Dal cielo, ha sottolineato il cardinale, «essi non si accontentano di sapere che noi li ricordiamo, che erigiamo monumenti o mausolei, che scriviamo poemi o eseguiamo concerti». Ma domandano: «che ne è della tua fede in Cristo, come lo stai testimoniando oggi con la tua vita?». Il porporato ha quindi invitato a riflettere se si appartiene a Dio «per tradizione tramandata di popolo, o perché il tuo cuore batte e palpita per lui». E se le scelte di vita, nel lavoro, nella giustizia sociale, negli affetti, nel modo di pensare la società e il Paese, «sono legate a Lui, oppure Lui sta soltanto accanto come qualcuno del passato». I martiri «chiedono di interrogare il nostro presente e di costruire insieme il futuro».

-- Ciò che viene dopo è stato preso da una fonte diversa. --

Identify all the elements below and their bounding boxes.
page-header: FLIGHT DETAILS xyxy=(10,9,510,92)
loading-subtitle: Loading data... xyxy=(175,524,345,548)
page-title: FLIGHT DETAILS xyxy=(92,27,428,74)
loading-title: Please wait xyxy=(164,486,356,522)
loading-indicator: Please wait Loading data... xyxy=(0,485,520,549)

Proprio quest’anno, ha ricordato il cardinale Sandri, ricorre il ventesimo anniversario dell’affidamento, avvenuto il 17 agosto 2002, del mondo alla Divina misericordia, compiuto da san Giovanni Paolo ii . Nel suo libro Memoria ed identità egli ha «molto riflettuto sul mistero del male che ha attraversato il secolo ventesimo, con i sistemi iniqui quali il nazionalsocialismo e il comunismo sovietico che hanno calpestato in nome di una fatua ideologia la dignità inviolabile dell’essere umano». Il “grande male” è stato «una triste anticipazione, passata sotto silenzio, dei drammi che si sarebbero consumanti qualche decennio dopo».

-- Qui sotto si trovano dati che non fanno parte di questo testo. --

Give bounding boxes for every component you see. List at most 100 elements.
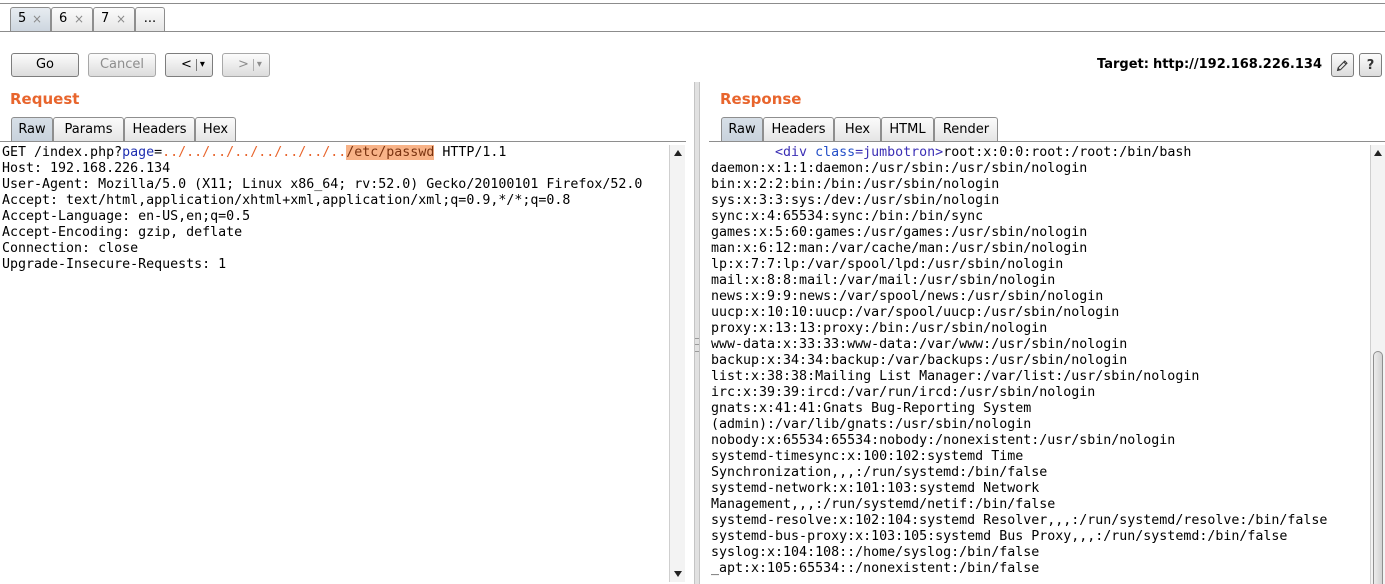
back-button[interactable]: < ▾ xyxy=(165,53,213,77)
request-line: GET /index.php?page=../../../../../../..… xyxy=(2,145,669,161)
repeater-tab-label: 6 xyxy=(59,11,68,26)
response-line: lp:x:7:7:lp:/var/spool/lpd:/usr/sbin/nol… xyxy=(711,257,1064,272)
response-tab-html[interactable]: HTML xyxy=(881,117,934,141)
response-tab-headers[interactable]: Headers xyxy=(763,117,834,141)
response-line: list:x:38:38:Mailing List Manager:/var/l… xyxy=(711,369,1200,384)
target-url: http://192.168.226.134 xyxy=(1152,57,1322,72)
request-line: Host: 192.168.226.134 xyxy=(2,161,171,176)
request-line: Accept-Language: en-US,en;q=0.5 xyxy=(2,209,251,224)
request-tab-params[interactable]: Params xyxy=(53,117,124,141)
request-token: page xyxy=(122,145,155,160)
request-token: ../../../../../../../.. xyxy=(162,145,347,160)
target-display: Target: http://192.168.226.134 xyxy=(1097,57,1322,73)
response-panel: Response Raw Headers Hex HTML Render <di… xyxy=(709,82,1385,584)
response-line: (admin):/var/lib/gnats:/usr/sbin/nologin xyxy=(711,417,1032,432)
response-line: Management,,,:/run/systemd/netif:/bin/fa… xyxy=(711,497,1056,512)
response-line: nobody:x:65534:65534:nobody:/nonexistent… xyxy=(711,433,1176,448)
request-scrollbar[interactable] xyxy=(669,145,685,582)
response-token: root:x:0:0:root:/root:/bin/bash xyxy=(943,145,1192,160)
response-line: sync:x:4:65534:sync:/bin:/bin/sync xyxy=(711,209,984,224)
request-token: HTTP/1.1 xyxy=(434,145,507,160)
response-line: syslog:x:104:108::/home/syslog:/bin/fals… xyxy=(711,545,1040,560)
response-line: Synchronization,,,:/run/systemd:/bin/fal… xyxy=(711,465,1048,480)
request-line: User-Agent: Mozilla/5.0 (X11; Linux x86_… xyxy=(2,177,643,192)
close-icon[interactable]: × xyxy=(116,8,126,30)
response-tab-render[interactable]: Render xyxy=(934,117,998,141)
go-button[interactable]: Go xyxy=(11,53,79,77)
response-line: man:x:6:12:man:/var/cache/man:/usr/sbin/… xyxy=(711,241,1088,256)
dropdown-arrow-icon[interactable]: ▾ xyxy=(257,54,262,76)
request-tab-hex[interactable]: Hex xyxy=(195,117,236,141)
close-icon[interactable]: × xyxy=(74,8,84,30)
request-line: Connection: close xyxy=(2,241,139,256)
tab-divider-line xyxy=(0,141,686,142)
back-arrow-icon: < xyxy=(181,57,192,72)
response-line: systemd-resolve:x:102:104:systemd Resolv… xyxy=(711,513,1328,528)
repeater-tab-label: 5 xyxy=(18,11,27,26)
repeater-tab-new[interactable]: ... xyxy=(135,7,165,31)
response-editor[interactable]: <div class=jumbotron>root:x:0:0:root:/ro… xyxy=(709,145,1370,584)
response-line: <div class=jumbotron>root:x:0:0:root:/ro… xyxy=(711,145,1370,161)
response-title: Response xyxy=(720,90,802,108)
response-line: systemd-bus-proxy:x:103:105:systemd Bus … xyxy=(711,529,1288,544)
target-label: Target: xyxy=(1097,57,1149,72)
request-line: Accept-Encoding: gzip, deflate xyxy=(2,225,243,240)
request-text: GET /index.php?page=../../../../../../..… xyxy=(0,145,669,273)
response-line: games:x:5:60:games:/usr/games:/usr/sbin/… xyxy=(711,225,1088,240)
request-panel: Request Raw Params Headers Hex GET /inde… xyxy=(0,82,686,584)
pencil-icon xyxy=(1336,59,1348,71)
repeater-tab-7[interactable]: 7 × xyxy=(93,7,135,31)
repeater-tab-5[interactable]: 5 × xyxy=(10,7,51,31)
divider-grip-icon[interactable] xyxy=(695,338,699,352)
response-tab-hex[interactable]: Hex xyxy=(834,117,881,141)
scroll-up-arrow-icon[interactable] xyxy=(670,145,685,161)
request-tab-raw[interactable]: Raw xyxy=(11,117,53,141)
tab-divider-line xyxy=(709,141,1385,142)
forward-arrow-icon: > xyxy=(238,57,249,72)
response-line: daemon:x:1:1:daemon:/usr/sbin:/usr/sbin/… xyxy=(711,161,1088,176)
response-line: news:x:9:9:news:/var/spool/news:/usr/sbi… xyxy=(711,289,1104,304)
response-line: systemd-timesync:x:100:102:systemd Time xyxy=(711,449,1024,464)
repeater-tab-6[interactable]: 6 × xyxy=(51,7,93,31)
request-line: Accept: text/html,application/xhtml+xml,… xyxy=(2,193,571,208)
request-token: GET /index.php? xyxy=(2,145,123,160)
response-line: www-data:x:33:33:www-data:/var/www:/usr/… xyxy=(711,337,1128,352)
response-scroll-thumb[interactable] xyxy=(1373,351,1383,584)
response-line: irc:x:39:39:ircd:/var/run/ircd:/usr/sbin… xyxy=(711,385,1096,400)
cancel-button[interactable]: Cancel xyxy=(88,53,156,77)
response-text: <div class=jumbotron>root:x:0:0:root:/ro… xyxy=(709,145,1370,577)
repeater-tab-strip: 5 × 6 × 7 × ... xyxy=(0,3,1385,32)
response-line: _apt:x:105:65534::/nonexistent:/bin/fals… xyxy=(711,561,1040,576)
request-line: Upgrade-Insecure-Requests: 1 xyxy=(2,257,227,272)
response-line: sys:x:3:3:sys:/dev:/usr/sbin/nologin xyxy=(711,193,1000,208)
response-tab-raw[interactable]: Raw xyxy=(721,117,763,141)
response-line: systemd-network:x:101:103:systemd Networ… xyxy=(711,481,1040,496)
repeater-tab-label: 7 xyxy=(101,11,110,26)
dropdown-arrow-icon[interactable]: ▾ xyxy=(200,54,205,76)
request-tab-headers[interactable]: Headers xyxy=(124,117,195,141)
response-token: class xyxy=(807,145,856,160)
response-line: bin:x:2:2:bin:/bin:/usr/sbin/nologin xyxy=(711,177,1000,192)
response-token: <div xyxy=(711,145,808,160)
edit-target-button[interactable] xyxy=(1331,53,1354,77)
button-separator xyxy=(195,59,197,71)
scroll-up-arrow-icon[interactable] xyxy=(1371,145,1385,161)
response-scrollbar[interactable] xyxy=(1370,145,1385,584)
button-separator xyxy=(252,59,254,71)
help-button[interactable]: ? xyxy=(1359,53,1382,77)
response-line: mail:x:8:8:mail:/var/mail:/usr/sbin/nolo… xyxy=(711,273,1056,288)
response-line: proxy:x:13:13:proxy:/bin:/usr/sbin/nolog… xyxy=(711,321,1048,336)
request-title: Request xyxy=(10,90,80,108)
scroll-down-arrow-icon[interactable] xyxy=(670,566,685,582)
response-token: =jumbotron> xyxy=(855,145,944,160)
close-icon[interactable]: × xyxy=(32,8,42,30)
split-pane-divider[interactable] xyxy=(686,82,709,584)
response-line: gnats:x:41:41:Gnats Bug-Reporting System xyxy=(711,401,1032,416)
request-editor[interactable]: GET /index.php?page=../../../../../../..… xyxy=(0,145,669,584)
forward-button[interactable]: > ▾ xyxy=(222,53,270,77)
divider-bar[interactable] xyxy=(694,82,700,584)
repeater-tab-label: ... xyxy=(143,11,157,26)
burp-repeater-window: 5 × 6 × 7 × ... Go Cancel < ▾ > ▾ Target… xyxy=(0,0,1385,584)
response-line: backup:x:34:34:backup:/var/backups:/usr/… xyxy=(711,353,1128,368)
request-token: /etc/passwd xyxy=(346,145,435,160)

Il cardinale, al termine del rito, ha presieduto il momento commemorativo presso il Khachkar, la croce scolpita nella roccia nel cortile del Collegio. Dopo la celebrazione hanno preso la parola gli ambasciatori di Armenia presso la Santa Sede e in Italia, alla presenza di altri diplomatici, tra i quali l’ambasciatore del Libano presso la Santa Sede.